The main ingredient of
Efremenko's construction is the Grolmusz construction for super-polynomial
size set-systems with restricted intersections, over $\mathbb{Z}_m$, where
$m$ possesses a certain ``good'' algebraic property (related to the
``algebraic niceness'' property of Yekhanin (2008)).
Efremenko constructed a 3-query LDC based on $m=511$
and left as an open problem to find other
numbers that offer the same property for LDC constructions.
In this paper, we develop the algebraic theory behind the constructions of
Yekhanin (2008) and Efremenko (2009), in an attempt to understand
the ``algebraic niceness'' phenomenon in $\mathbb{Z}_m$.

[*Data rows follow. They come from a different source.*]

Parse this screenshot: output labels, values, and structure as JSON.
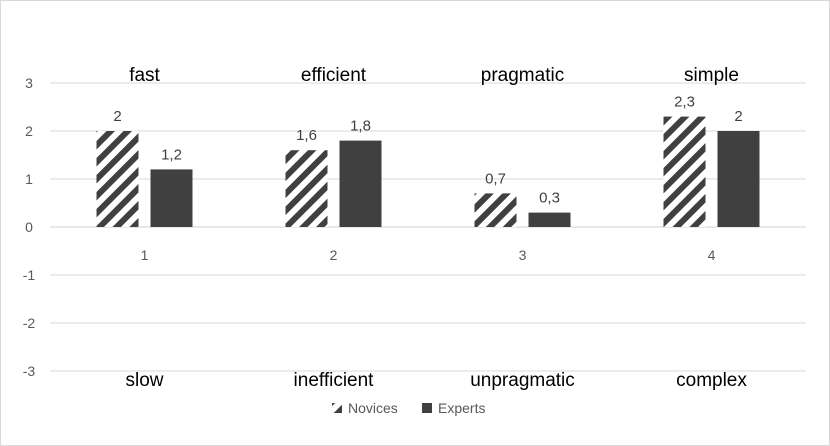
{
  "chart_data": {
    "type": "bar",
    "categories": [
      "1",
      "2",
      "3",
      "4"
    ],
    "series": [
      {
        "name": "Novices",
        "values": [
          2,
          1.6,
          0.7,
          2.3
        ],
        "pattern": "diagonal-stripes",
        "color": "#404040"
      },
      {
        "name": "Experts",
        "values": [
          1.2,
          1.8,
          0.3,
          2
        ],
        "pattern": "solid",
        "color": "#404040"
      }
    ],
    "data_labels": {
      "Novices": [
        "2",
        "1,6",
        "0,7",
        "2,3"
      ],
      "Experts": [
        "1,2",
        "1,8",
        "0,3",
        "2"
      ]
    },
    "y_ticks": [
      "3",
      "2",
      "1",
      "0",
      "-1",
      "-2",
      "-3"
    ],
    "ylim": [
      -3,
      3
    ],
    "grid": true,
    "legend_position": "bottom",
    "positive_labels": [
      "fast",
      "efficient",
      "pragmatic",
      "simple"
    ],
    "negative_labels": [
      "slow",
      "inefficient",
      "unpragmatic",
      "complex"
    ],
    "gridline_color": "#d9d9d9"
  }
}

We show that every integer
$m = pq = 2^t -1$, where $p$, $q$ and $t$ are prime, possesses the same
good algebraic property as $m=511$ that allows savings in query complexity.
We identify 50 numbers of this form by
computer search, which together with 511, are then applied to gain
improvements on query complexity via Itoh and Suzuki's composition method.
More precisely,
we construct a $3^{\lceil r/2\rceil}$-query LDC for every positive integer
$r<104$ and a $\left\lfloor (3/4)^{51}\cdot 2^{r}\right\rfloor$-query LDC
for every integer $r\geq 104$,
both of length $N_{r}$, improving the $2^r$ queries used by Efremenko (2009) and
$3\cdot 2^{r-2}$ queries used by Itoh and Suzuki (2010).
We also obtain new efficient private information retrieval (PIR)
schemes from the new query-efficient LDCs.